Zero-Copy TCP and UDP Output in NetBSD
-is writes "Jason R. Thorpe has recently added experimental code to NetBSD-current, that enables zero-copy for TCP and UDP on the transmit-side. These changes
could mean significant performance improvements for FTP, WWW, and Samba servers. See Jason's announcement to the current-users mailing list for details." From the text: " On tests on an embedded system with limited memory bandwith, TCP
transmit performance on 100baseTX-FDX went from ~6500KB/s to ~11100KB/s,
a significant improvement." Excellent!
As fow how noticeable they will be...according to the email, it increased from 52 megabits/second to almost 90 megabits/second. But transmitting over a series of hops (like on the Internet), your speed is gated by the slowest link or router, and it is doubtful the whole end-to-end chain will be able to handle 90 Mbps (or 52 Mbps for that matter). So even with a monster send window you would still need to stop transmitting well before you got an ack and could send more.

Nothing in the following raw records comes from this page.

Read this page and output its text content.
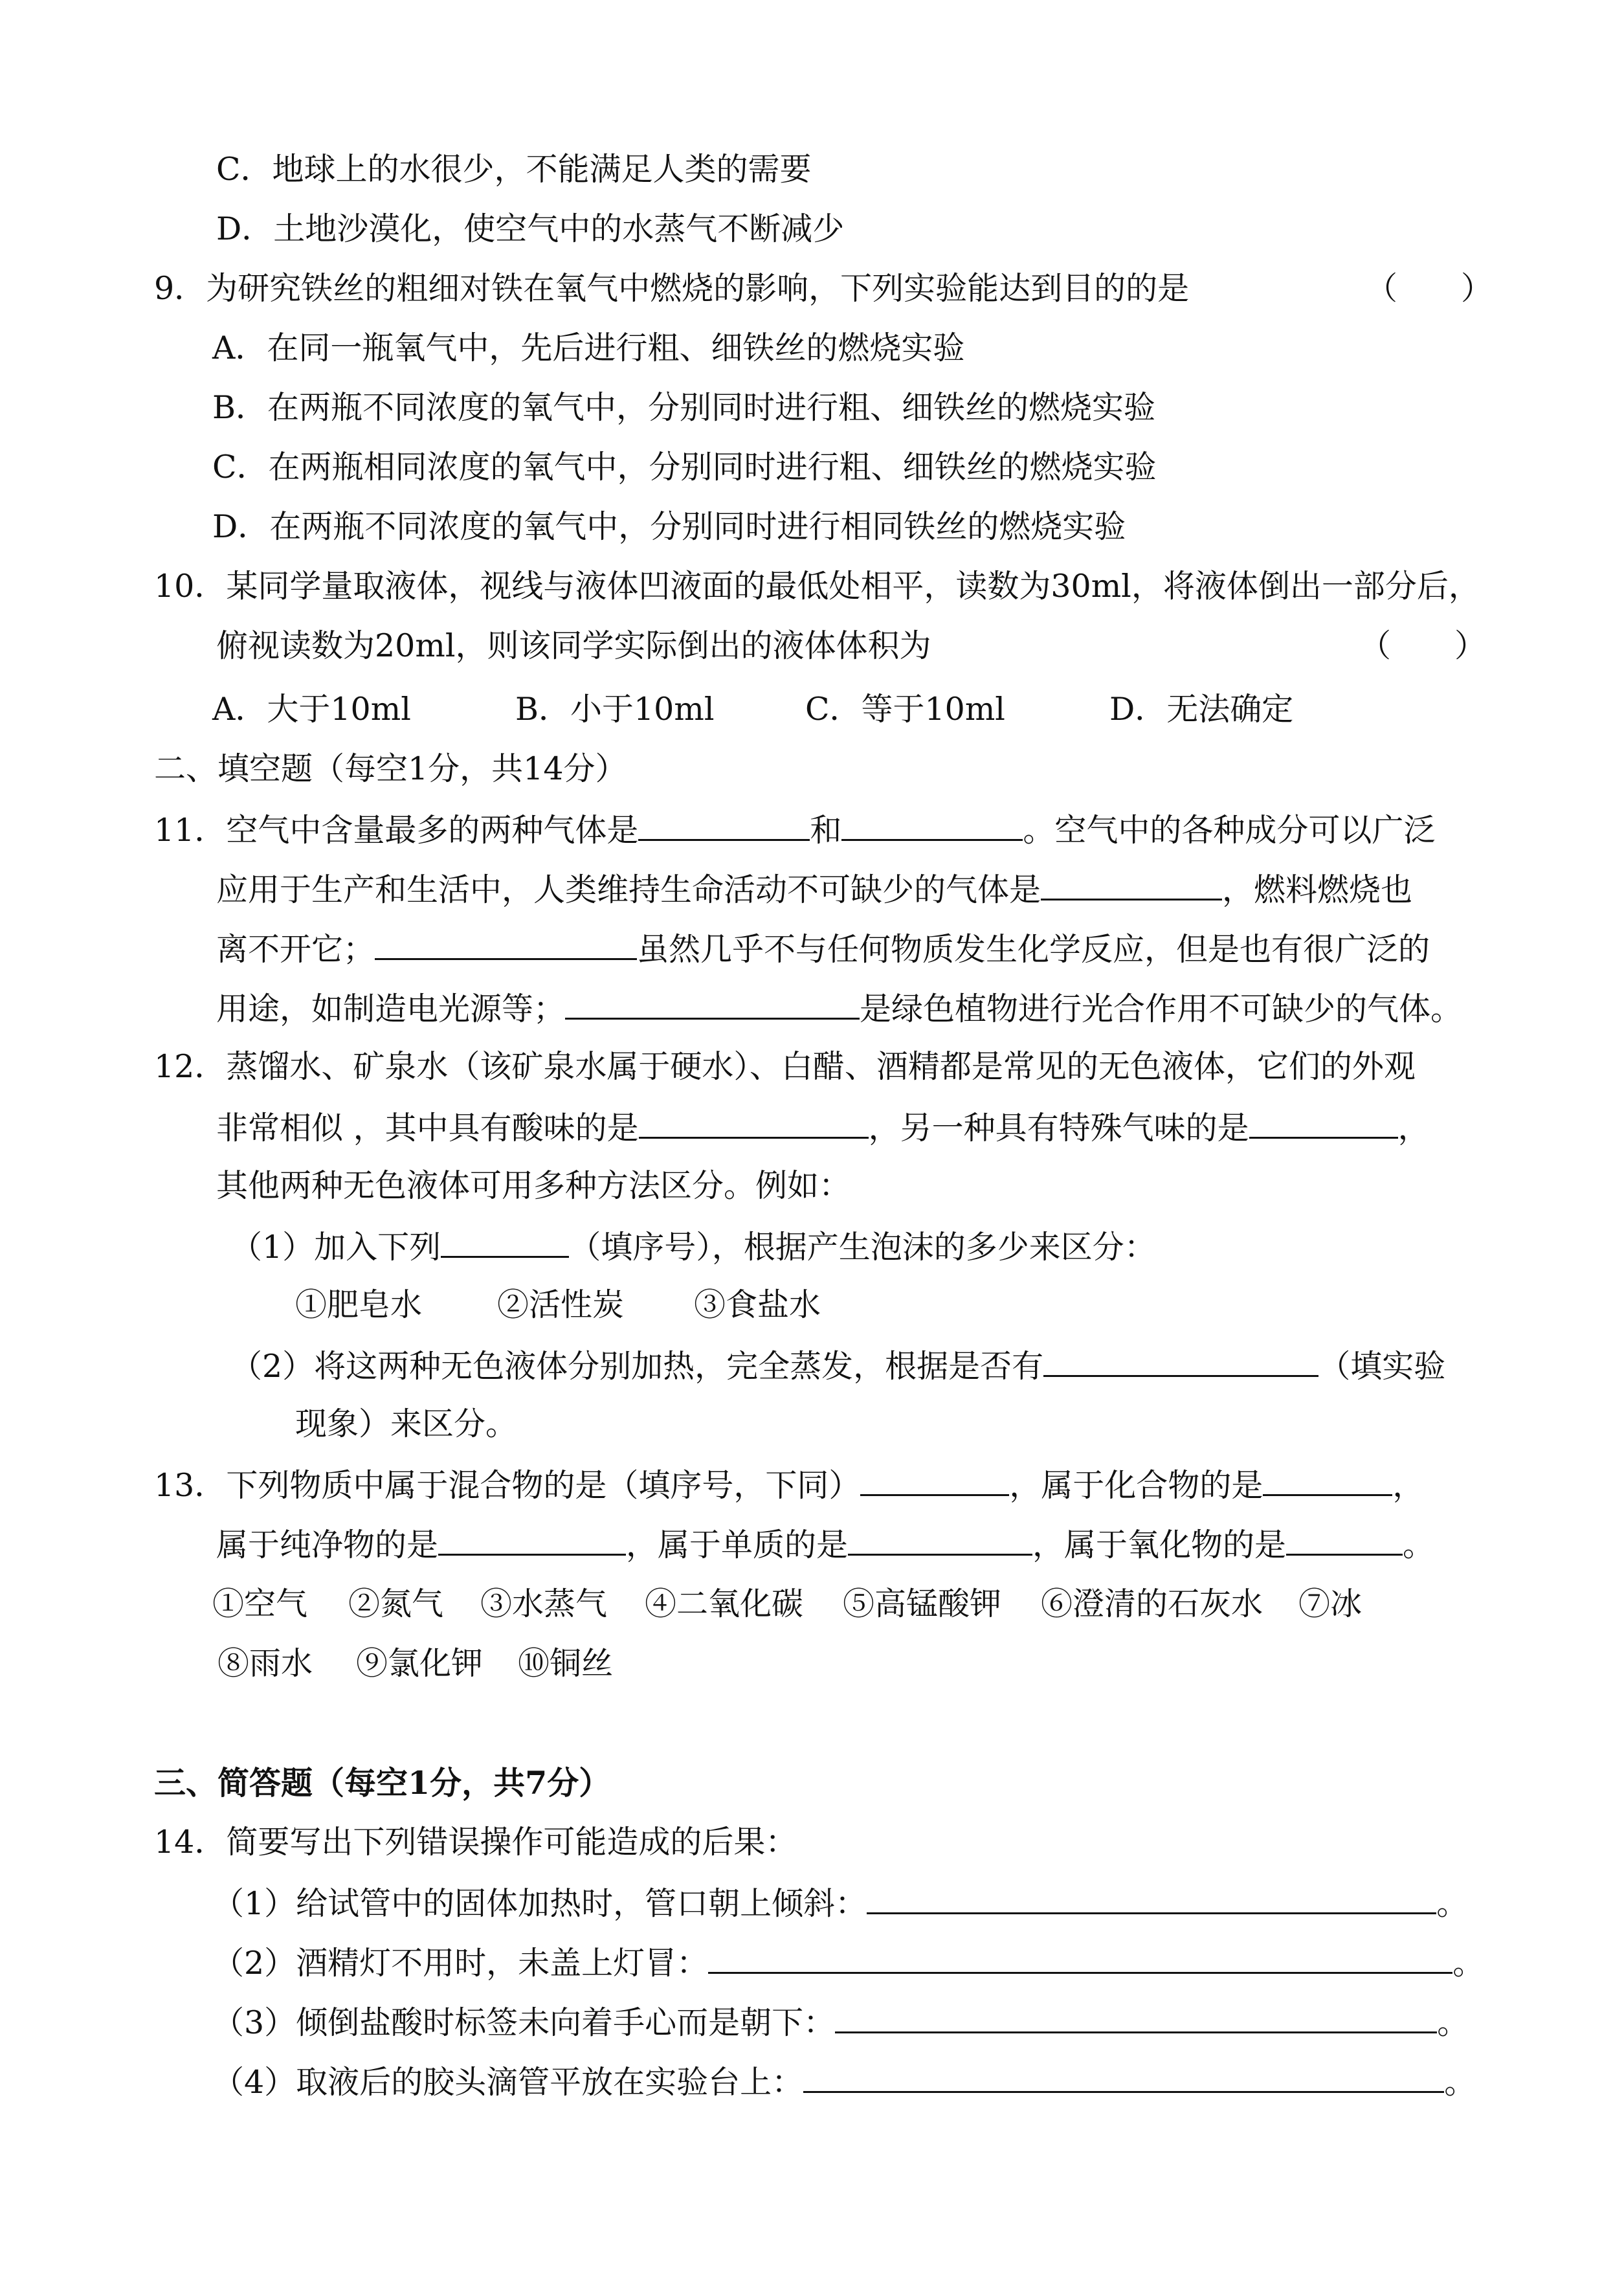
C．地球上的水很少，不能满足人类的需要
D．土地沙漠化，使空气中的水蒸气不断减少
9．为研究铁丝的粗细对铁在氧气中燃烧的影响，下列实验能达到目的的是	（　　）
A．在同一瓶氧气中，先后进行粗、细铁丝的燃烧实验
B．在两瓶不同浓度的氧气中，分别同时进行粗、细铁丝的燃烧实验
C．在两瓶相同浓度的氧气中，分别同时进行粗、细铁丝的燃烧实验
D．在两瓶不同浓度的氧气中，分别同时进行相同铁丝的燃烧实验
10．某同学量取液体，视线与液体凹液面的最低处相平，读数为30ml，将液体倒出一部分后，
俯视读数为20ml，则该同学实际倒出的液体体积为	（　　）
A．大于10ml	B．小于10ml	C．等于10ml	D．无法确定
二、填空题（每空1分，共14分）
11．空气中含量最多的两种气体是	和	。空气中的各种成分可以广泛
应用于生产和生活中，人类维持生命活动不可缺少的气体是	，燃料燃烧也
离不开它；	虽然几乎不与任何物质发生化学反应，但是也有很广泛的
用途，如制造电光源等；	是绿色植物进行光合作用不可缺少的气体。
12．蒸馏水、矿泉水（该矿泉水属于硬水）、白醋、酒精都是常见的无色液体，它们的外观
非常相似 ，其中具有酸味的是	，另一种具有特殊气味的是	，
其他两种无色液体可用多种方法区分。例如：
（1）加入下列	（填序号），根据产生泡沫的多少来区分：
①肥皂水 ②活性炭 ③食盐水
（2）将这两种无色液体分别加热，完全蒸发，根据是否有	（填实验
现象）来区分。
13．下列物质中属于混合物的是（填序号，下同）	，属于化合物的是	，
属于纯净物的是	，属于单质的是	，属于氧化物的是	。
①空气 ②氮气 ③水蒸气 ④二氧化碳 ⑤高锰酸钾 ⑥澄清的石灰水 ⑦冰
⑧雨水 ⑨氯化钾 ⑩铜丝
三、简答题（每空1分，共7分）
14．简要写出下列错误操作可能造成的后果：
（1）给试管中的固体加热时，管口朝上倾斜：	。
（2）酒精灯不用时，未盖上灯冒：	。
（3）倾倒盐酸时标签未向着手心而是朝下：	。
（4）取液后的胶头滴管平放在实验台上：	。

Of course on a local 100 Mbps Ethernet playing networked games this could be quite nice.
- adam
True zerocopy has certain hardware and driver requirements. These are the network drivers in linux 2.5.9 which support zerocopy TCP: 3c59x, acenic, sunhme, 8139cp, e100, ns8320, starfire, via-rhine, sungem, e1000, 8139too, tg. (Disclaimer: Not all cards supported by those drivers necessarily support full zero copy). That's from grepping for the NETIF_F_SG and at least one of the NETIF_F_(IP|NO|HW)_CSUM flags.
In Linux, zerocopy is performed using the sendfile(2) system call, rather than writing to a socket from a memory-mapped file, as you are meant to do with the new BSD code. Although the mmap method is a neat way to make a few existing programs faster, it is less efficient than the sendfile() method, to some degree, and certainly more complicated to implement.
A write-from-mmap implementation has to provide a certain allowances for user space behaviour. Although it's advised not to touch the pages from user space, allowance for this basically require the OS to "pin" pages, either by modifying page tables which implies TLB and page walking cost (if the pages are actually mapped, which they probably are not in a Samba/www/ftp server), or by at least pinning the underlying page cache pages in case someone does a write() to the mapped file. sendfile() does not require the pages to be pinned, because it provides different guarantees about which data is transmitted if the data is being modified concurrently.
Another nice thing about sendfile() is that it's quite fast even for small files. The overhead of calling mmap() and then munmap() may outweigh the copying time for a small transmission. Basically, why bother with mmap/write/munmap when you can just do a sendfile, which doesn't require the kernel to jump through hoops to decode what you meant.
Well, I don't know if it makes much difference in performance if you only mmap() a file without referencing the pages from user space, and write it to a socket. We'll have to wait for the numbers.
But there is another great thing about sendfile! You can use it to transmit user-space generated data, such as HTTP headers, too. This is done by memory-mapping a shared file (such as a pure virtual memory "tmpfs" file, but you can use a real disk file too). Then you can write to that mapped memory from user space, and call sendfile() to transmit what you have just generated.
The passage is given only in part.